• Source: Submergence (novel)
    • Submergence is the second novel by the Scottish novelist J.M. Ledgard. Alternately a love story, a spy story, and an exploration of the ocean, Submergence was published in 2011 by Jonathan Cape in the United Kingdom and in 2013 by Coffee House in America. There are numerous translations including in Spanish, Portuguese, Russian, Turkish, and Thai.


      Plot summary


      Submergence tells the story of an Australian-French professor of biomathematics at Imperial College, Danielle Flinders, and a British MI6 spy, James More. They meet and fall in love at a hotel on a wild stretch of the Atlantic coast of France. The novel alternates between the hotel and Danielle's scientific expedition to the sea floor and James's captivity in Somalia. "Running separately and together, their stories become dramatic explorations of conditions far larger than their individual destinies—a meditation on our species and our planet at a time heavily shadowed by the prospect of extinction," said Philip Gourevitch in The New Yorker.

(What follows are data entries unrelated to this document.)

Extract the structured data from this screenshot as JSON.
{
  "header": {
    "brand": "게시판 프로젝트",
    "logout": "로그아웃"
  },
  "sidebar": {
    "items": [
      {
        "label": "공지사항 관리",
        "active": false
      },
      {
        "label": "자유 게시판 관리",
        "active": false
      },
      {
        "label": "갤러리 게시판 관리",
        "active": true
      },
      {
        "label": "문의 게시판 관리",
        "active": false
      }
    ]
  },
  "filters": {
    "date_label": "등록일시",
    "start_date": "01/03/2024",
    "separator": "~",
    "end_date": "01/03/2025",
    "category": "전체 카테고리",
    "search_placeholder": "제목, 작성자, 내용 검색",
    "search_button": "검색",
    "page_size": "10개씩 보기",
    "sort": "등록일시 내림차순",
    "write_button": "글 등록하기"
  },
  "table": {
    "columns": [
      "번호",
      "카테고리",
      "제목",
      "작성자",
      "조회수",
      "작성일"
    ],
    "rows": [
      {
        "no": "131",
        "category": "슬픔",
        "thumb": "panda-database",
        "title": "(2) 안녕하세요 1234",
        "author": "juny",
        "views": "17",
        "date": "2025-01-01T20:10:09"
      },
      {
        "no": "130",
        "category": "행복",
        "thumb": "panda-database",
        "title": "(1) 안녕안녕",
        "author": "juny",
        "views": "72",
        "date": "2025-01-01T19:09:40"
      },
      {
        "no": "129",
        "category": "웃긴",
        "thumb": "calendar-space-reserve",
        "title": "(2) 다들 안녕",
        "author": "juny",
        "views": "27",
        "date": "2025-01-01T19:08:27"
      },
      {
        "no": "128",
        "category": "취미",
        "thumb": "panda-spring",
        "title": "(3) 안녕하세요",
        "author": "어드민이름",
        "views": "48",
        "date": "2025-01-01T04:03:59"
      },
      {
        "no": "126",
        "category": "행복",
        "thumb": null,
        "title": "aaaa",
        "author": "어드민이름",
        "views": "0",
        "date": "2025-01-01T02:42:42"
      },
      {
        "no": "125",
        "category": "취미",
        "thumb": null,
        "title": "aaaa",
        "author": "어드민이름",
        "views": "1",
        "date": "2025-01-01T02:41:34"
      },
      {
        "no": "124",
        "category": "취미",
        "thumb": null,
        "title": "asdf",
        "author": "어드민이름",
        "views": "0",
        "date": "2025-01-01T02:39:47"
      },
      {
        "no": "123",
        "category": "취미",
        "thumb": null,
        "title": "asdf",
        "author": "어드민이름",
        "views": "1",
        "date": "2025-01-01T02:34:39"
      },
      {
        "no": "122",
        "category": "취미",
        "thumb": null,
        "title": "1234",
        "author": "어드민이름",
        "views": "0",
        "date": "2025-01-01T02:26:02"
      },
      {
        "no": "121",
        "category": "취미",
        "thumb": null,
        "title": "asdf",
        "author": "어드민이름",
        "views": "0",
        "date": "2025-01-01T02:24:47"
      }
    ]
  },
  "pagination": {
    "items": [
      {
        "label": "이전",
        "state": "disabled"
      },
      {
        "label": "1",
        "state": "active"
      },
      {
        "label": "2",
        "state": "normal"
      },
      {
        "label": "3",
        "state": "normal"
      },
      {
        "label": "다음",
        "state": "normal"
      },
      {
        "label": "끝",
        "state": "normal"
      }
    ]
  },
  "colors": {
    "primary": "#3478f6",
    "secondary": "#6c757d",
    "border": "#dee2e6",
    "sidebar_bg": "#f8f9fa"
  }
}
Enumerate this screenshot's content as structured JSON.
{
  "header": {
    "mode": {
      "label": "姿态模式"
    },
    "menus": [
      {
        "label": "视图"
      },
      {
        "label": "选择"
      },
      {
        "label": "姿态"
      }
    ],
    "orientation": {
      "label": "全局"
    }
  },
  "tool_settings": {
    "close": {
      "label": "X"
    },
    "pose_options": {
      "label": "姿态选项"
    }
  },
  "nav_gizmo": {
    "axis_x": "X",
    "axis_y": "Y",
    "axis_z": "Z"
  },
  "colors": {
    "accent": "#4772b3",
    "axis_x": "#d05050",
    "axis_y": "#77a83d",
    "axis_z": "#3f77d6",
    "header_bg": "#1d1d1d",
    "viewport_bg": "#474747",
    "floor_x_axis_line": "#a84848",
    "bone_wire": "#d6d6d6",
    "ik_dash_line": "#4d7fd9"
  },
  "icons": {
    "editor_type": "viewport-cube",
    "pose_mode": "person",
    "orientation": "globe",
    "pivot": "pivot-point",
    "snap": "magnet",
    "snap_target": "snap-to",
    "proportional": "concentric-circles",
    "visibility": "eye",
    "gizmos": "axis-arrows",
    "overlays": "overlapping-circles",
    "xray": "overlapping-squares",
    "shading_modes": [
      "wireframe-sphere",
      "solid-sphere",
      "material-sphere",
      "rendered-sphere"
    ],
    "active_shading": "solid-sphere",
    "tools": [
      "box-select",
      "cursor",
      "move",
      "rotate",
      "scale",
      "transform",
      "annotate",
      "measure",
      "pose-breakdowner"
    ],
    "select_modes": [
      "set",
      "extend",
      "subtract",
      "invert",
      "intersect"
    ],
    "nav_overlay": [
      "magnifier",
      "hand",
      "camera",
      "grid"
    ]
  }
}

Ledgard has said he wanted to show that "there is another world in our world - the 99% of the living space in our planet that is in the sea."


      Research


      J.M. Ledgard spent time in al-Qaeda Shabab occupied areas of Somalia while researching the novel. On one trip, the Shabab were beheading enemies in the next town. Born in the Shetland Islands, Ledgard had a fascination with the ocean. He was a visiting fellow at the Woods Hole Oceanographic Institution and studied chemosynthetic life in the deep sea.


      Reception


      Submergence was acclaimed as a significant novel of the decade. The Irish Times said it deserved to be one of the strongest contenders for the Booker Prize (it was not shortlisted). In America, it was a New York Times Book of the Year and a pick of the year by Publishers Weekly, Library Journal, NPR, Rainy Day, and others. Kathryn Schulz in New York said it was "the best novel I've read this year." The sci-fi writer Jeff Van Der Meer said Submergence "contained more interesting ideas about science and philosophy than any science-fiction novel I've read in the past decade." The book was adapted for Hollywood by Wim Wenders. The movie with the same name received mostly unfavorable reviews.
      The unfavorable reviews were solely due to the ending.